Frequently Asked Questions
Does CER cover text-only AI systems, or just agents that take actions?
CER is a use-case-level framework, so it can apply to non-agentic outputs. Moffatt v. Air Canada shows that output-reliance claims already produce operator liability without tool use. However, CER’s control-boundary and evidence-reconstruction legs assume tool calls and permission states. For a static chatbot with no tool access, the control boundary collapses to input-output filtering, and the evidence leg shrinks to prompt-response pairs, which is a narrower diagnostic.
How does CER’s evidence bar differ from SOC 2 or ISO 27001 audit trails?
Traditional compliance frameworks log discrete access events: who touched what resource, when, and with what credential. CER demands the reasoning chain behind the action: retrieved context, intermediate tool outputs, chain-of-thought traces, and permission-state snapshots. An ISO 27001 trail can confirm an agent accessed a database. CER’s bar requires showing why the agent decided to act, what context informed that decision, and whether the operating envelope permitted it.
What breaks in multi-agent systems where one agent’s output feeds another?
CER addresses individual agent deployments.
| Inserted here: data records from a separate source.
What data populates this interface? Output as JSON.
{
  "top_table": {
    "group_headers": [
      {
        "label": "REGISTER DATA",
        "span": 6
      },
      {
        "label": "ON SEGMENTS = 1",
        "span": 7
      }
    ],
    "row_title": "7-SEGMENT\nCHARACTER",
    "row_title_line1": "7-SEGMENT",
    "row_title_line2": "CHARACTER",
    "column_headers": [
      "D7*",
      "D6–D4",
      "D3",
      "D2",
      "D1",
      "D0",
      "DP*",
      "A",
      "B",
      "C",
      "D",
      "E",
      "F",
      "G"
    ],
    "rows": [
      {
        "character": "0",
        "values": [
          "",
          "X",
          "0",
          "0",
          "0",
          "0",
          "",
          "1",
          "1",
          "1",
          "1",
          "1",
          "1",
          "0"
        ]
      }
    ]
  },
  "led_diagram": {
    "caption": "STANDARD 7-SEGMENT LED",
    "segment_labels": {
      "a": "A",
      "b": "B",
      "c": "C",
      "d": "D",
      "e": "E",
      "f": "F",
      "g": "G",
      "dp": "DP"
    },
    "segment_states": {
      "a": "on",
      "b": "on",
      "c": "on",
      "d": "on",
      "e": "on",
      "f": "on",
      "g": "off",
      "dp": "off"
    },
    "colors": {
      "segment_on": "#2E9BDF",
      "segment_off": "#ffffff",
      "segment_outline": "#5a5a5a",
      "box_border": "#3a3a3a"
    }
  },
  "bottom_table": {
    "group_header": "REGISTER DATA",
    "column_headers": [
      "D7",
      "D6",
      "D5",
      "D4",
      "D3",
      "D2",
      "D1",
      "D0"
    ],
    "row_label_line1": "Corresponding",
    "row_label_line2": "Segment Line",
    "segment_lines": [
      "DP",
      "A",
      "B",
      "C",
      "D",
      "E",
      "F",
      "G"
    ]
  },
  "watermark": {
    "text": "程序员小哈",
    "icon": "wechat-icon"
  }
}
In multi-agent architectures, attribution breaks when Agent A passes corrupted or out-of-scope context to Agent B, who then causes a loss. Agent B’s control boundary may be intact while the harmful input originated upstream. MCP and A2A protocol boundaries operate at a different layer than CER’s control boundary, so orchestrated agent fleets require extending the evidence-reconstruction leg to cover inter-agent context handoffs specifically.
How soon could CER-style logging become a legal requirement rather than an insurance suggestion?
Gartner projects fragmented AI regulation covering half the world’s economies by 2027, driving USD 5 billion in compliance costs. With the EU AI Act’s Articles 53 and 55 activating August 2026 and requiring documentation and risk management from GPAI providers, the logging infrastructure CER describes is on track to shift from an insurance prerequisite to a regulatory minimum within 12 to 18 months across multiple jurisdictions.